On Sunday, I wrote: “Trump Wants More Violence. That’s Fine With Kevin McCarthy.” But today, Beltway reporters tell us the GOP House speaker absolutely, positively doesn’t want violence. He doesn’t even want Trump supporters to protest his possibly impending indictment by Manhattan District Attorney Alvin Bragg.
Kidding. Sure, the spineless SINO—Speaker in name only, as I like to call him, since he’s utterly beholden to the likes of Representative Marjorie Taylor Greene and the House Wing Nut Caucus—held a press conference before the House GOP’s annual ideological orgy, or “retreat,” this year in Orlando, Fla., where he discouraged violence, and even protest. “I don’t think people should protest this, no,” he said about Bragg’s reported plans to indict Trump on charges related to the hush money he paid porn star Stormy Daniels.
NBC News, noting that McCarthy’s comments came in response to a question from its reporter, reported that McCarthy “urged calm.”
“I don’t think people should protest this, no. And I think President Trump, if you talk to him, he doesn’t believe that, either,” McCarthy said. “Nobody should harm one another.… We want calmness out there.”
Give me a break, people. To their credit, the NBC reporters opened their story noting that Trump actually said, “Protest, take our nation back!” So I guess that implicitly contradicts McCarthy’s claim that Trump “doesn’t believe” his supporters should protest.

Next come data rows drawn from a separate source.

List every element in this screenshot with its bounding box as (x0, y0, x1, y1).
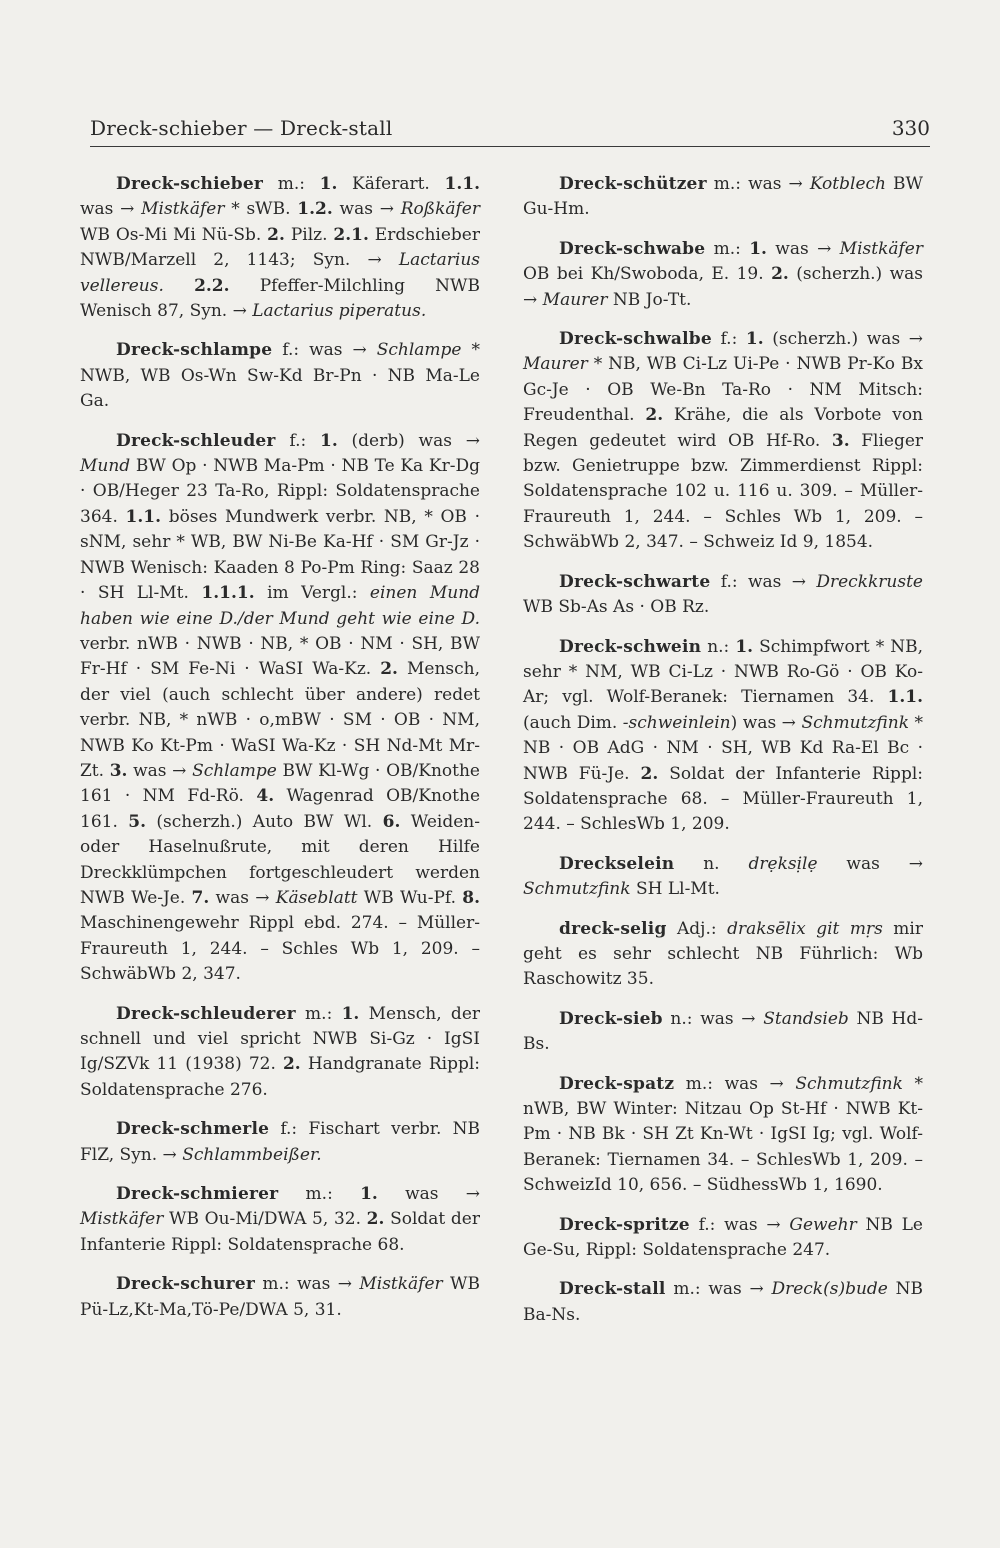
entry-dreck-schlampe: Dreck-schlampe f.: was → Schlampe * NWB, WB Os-Wn Sw-Kd Br-Pn · NB Ma-Le Ga. (80, 340, 480, 412)
running-title: Dreck-schieber — Dreck-stall (90, 116, 393, 140)
headword: Dreck-schlampe (116, 340, 273, 361)
headword: Dreck-spritze (559, 1214, 690, 1235)
headword: Dreckselein (559, 853, 675, 874)
headword: Dreck-schwein (559, 636, 702, 657)
entry-dreck-schwalbe: Dreck-schwalbe f.: 1. (scherzh.) was → Maurer * NB, WB Ci-Lz Ui-Pe · NWB Pr-Ko Bx Gc-Je · OB We-Bn Ta-Ro · NM Mitsch: Freudenthal. 2. Krähe, die als Vorbote von Regen gedeutet wird OB Hf-Ro. 3. Flieger bzw. Genietruppe bzw. Zimmerdienst Rippl: Soldatensprache 102 u. 116 u. 309. – Müller-Fraureuth 1, 244. – Schles Wb 1, 209. – SchwäbWb 2, 347. – Schweiz Id 9, 1854. (523, 329, 924, 553)
headword: Dreck-schützer (559, 174, 707, 194)
entry-dreck-schurer: Dreck-schurer m.: was → Mistkäfer WB Pü-Lz,Kt-Ma,Tö-Pe/DWA 5, 31. (80, 1274, 480, 1320)
headword: Dreck-schurer (116, 1274, 255, 1295)
entry-dreck-schleuderer: Dreck-schleuderer m.: 1. Mensch, der schnell und viel spricht NWB Si-Gz · IgSI Ig/SZVk 11 (1938) 72. 2. Handgranate Rippl: Soldatensprache 276. (80, 1003, 480, 1100)
entry-dreck-schmierer: Dreck-schmierer m.: 1. was → Mistkäfer WB Ou-Mi/DWA 5, 32. 2. Soldat der Infanterie Rippl: Soldatensprache 68. (80, 1184, 481, 1255)
headword: Dreck-schleuder (116, 430, 276, 451)
headword: Dreck-schwabe (559, 238, 706, 259)
entry-dreck-spatz: Dreck-spatz m.: was → Schmutzfink * nWB, BW Winter: Nitzau Op St-Hf · NWB Kt-Pm · NB Bk · SH Zt Kn-Wt · IgSI Ig; vgl. Wolf-Beranek: Tiernamen 34. – SchlesWb 1, 209. – SchweizId 10, 656. – SüdhessWb 1, 1690. (523, 1073, 924, 1196)
headword: dreck-selig (559, 918, 667, 939)
headword: Dreck-schwalbe (559, 329, 712, 350)
entry-dreckselein: Dreckselein n. drẹksịlẹ was → Schmutzfink SH Ll-Mt. (523, 853, 923, 900)
entry-dreck-schleuder: Dreck-schleuder f.: 1. (derb) was → Mund BW Op · NWB Ma-Pm · NB Te Ka Kr-Dg · OB/Heger 23 Ta-Ro, Rippl: Soldatensprache 364. 1.1. böses Mundwerk verbr. NB, * OB · sNM, sehr * WB, BW Ni-Be Ka-Hf · SM Gr-Jz · NWB Wenisch: Kaaden 8 Po-Pm Ring: Saaz 28 · SH Ll-Mt. 1.1.1. im Vergl.: einen Mund haben wie eine D./der Mund geht wie eine D. verbr. nWB · NWB · NB, * OB · NM · SH, BW Fr-Hf · SM Fe-Ni · WaSI Wa-Kz. 2. Mensch, der viel (auch schlecht über andere) redet verbr. NB, * nWB · o,mBW · SM · OB · NM, NWB Ko Kt-Pm · WaSI Wa-Kz · SH Nd-Mt Mr-Zt. 3. was → Schlampe BW Kl-Wg · OB/Knothe 161 · NM Fd-Rö. 4. Wagenrad OB/Knothe 161. 5. (scherzh.) Auto BW Wl. 6. Weiden- oder Haselnußrute, mit deren Hilfe Dreckklümpchen fortgeschleudert werden NWB We-Je. 7. was → Käseblatt WB Wu-Pf. 8. Maschinengewehr Rippl ebd. 274. – Müller-Fraureuth 1, 244. – Schles Wb 1, 209. – SchwäbWb 2, 347. (80, 430, 481, 985)
headword: Dreck-sieb (559, 1008, 663, 1029)
headword: Dreck-schieber (116, 174, 264, 194)
headword: Dreck-schmerle (116, 1119, 270, 1140)
left-column (80, 172, 480, 1337)
entry-dreck-sieb: Dreck-sieb n.: was → Standsieb NB Hd-Bs. (523, 1008, 923, 1055)
entry-dreck-schuetzer: Dreck-schützer m.: was → Kotblech BW Gu-Hm. (523, 174, 923, 220)
headword: Dreck-spatz (559, 1073, 675, 1094)
entry-dreck-schwein: Dreck-schwein n.: 1. Schimpfwort * NB, sehr * NM, WB Ci-Lz · NWB Ro-Gö · OB Ko-Ar; vgl. Wolf-Beranek: Tiernamen 34. 1.1. (auch Dim. -schweinlein) was → Schmutzfink * NB · OB AdG · NM · SH, WB Kd Ra-El Bc · NWB Fü-Je. 2. Soldat der Infanterie Rippl: Soldatensprache 68. – Müller-Fraureuth 1, 244. – SchlesWb 1, 209. (523, 636, 924, 835)
headword: Dreck-schmierer (116, 1184, 279, 1205)
headword: Dreck-stall (559, 1279, 666, 1300)
right-column (523, 172, 923, 1342)
headword: Dreck-schleuderer (116, 1003, 296, 1024)
headword: Dreck-schwarte (559, 571, 711, 592)
running-header (90, 114, 930, 147)
entry-dreck-schwarte: Dreck-schwarte f.: was → Dreckkruste WB Sb-As As · OB Rz. (523, 571, 923, 618)
entry-dreck-selig: dreck-selig Adj.: draksēlix git mṛs mir geht es sehr schlecht NB Führlich: Wb Raschowitz 35. (523, 918, 923, 990)
entry-dreck-stall: Dreck-stall m.: was → Dreck(s)bude NB Ba-Ns. (523, 1279, 923, 1325)
page-number: 330 (891, 116, 930, 140)
entry-dreck-schwabe: Dreck-schwabe m.: 1. was → Mistkäfer OB bei Kh/Swoboda, E. 19. 2. (scherzh.) was → Maurer NB Jo-Tt. (523, 238, 923, 310)
entry-dreck-schieber: Dreck-schieber m.: 1. Käferart. 1.1. was → Mistkäfer * sWB. 1.2. was → Roßkäfer WB Os-Mi Mi Nü-Sb. 2. Pilz. 2.1. Erdschieber NWB/Marzell 2, 1143; Syn. → Lactarius vellereus. 2.2. Pfeffer-Milchling NWB Wenisch 87, Syn. → Lactarius piperatus. (80, 174, 481, 322)
entry-dreck-schmerle: Dreck-schmerle f.: Fischart verbr. NB FlZ, Syn. → Schlammbeißer. (80, 1119, 480, 1165)
entry-dreck-spritze: Dreck-spritze f.: was → Gewehr NB Le Ge-Su, Rippl: Soldatensprache 247. (523, 1214, 923, 1261)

Except McCarthy deserves more than an implicit rebuke. He is a dangerous liar.
This whole surreal news cycle—Trump “announcing” on Saturday morning that he’s going to be “arrested” Tuesday, amplified credulously by reporters who know better (Trump didn’t know anything of the kind), followed by some of the same reporters dutifully trumpeting McCarthy’s obvious lie that he wants no protest—has just been another episode in “Why We Can’t Have Nice Things, Maybe Including A Democracy.” It’s a less momentous microcosm of how the mainstream media parroted the George W. Bush administration’s false claims about the basis for a war against Iraq, which began 20 years ago this week. I guess it’s less momentous—unless it’s another step toward worsening political violence from the right and the end of the rule of law.
Maybe I’m exaggerating. Maybe not.
McCarthy can’t seriously be said to discourage violence by pro-Trump forces when he is riling them up by parroting Trump’s race-baiting false claims against Bragg—that he’s a George Soros–funded, soft-on-crime “radical.” Listen, if Trump is right—that a politically motivated prosecutor is trying to arrest and imprison a popular former president and current presidential candidate on false or flimsy charges—I’d say his supporters ought to protest. Peacefully, of course. But that’s where this thought exercise falls apart, since many of them seem inclined to skip peaceful protest and go straight to violence.
Meanwhile, Trump himself is warning the New York Police Department not to listen to Bragg’s calls for law enforcement to protect the embattled DA’s office. (I’m not linking to his Truth Social posts; you’ll have to trust me here.) And McCarthy’s House GOP minions are preparing to subpoena Bragg and his attorneys to testify about their allegedly politically motivated Trump prosecution. This might not end well.
Trump wants violence, and if you are a Republican leader amplifying his absolutely baseless claims—and most GOP leaders, from former vice president Mike Pence to Greene, are—you either want it too, or don’t care much if it occurs.
Anyone who really wants “calmness out there,” as McCarthy claims he does, would either say Trump is wrong—that’s probably too much to ask—or just STFU.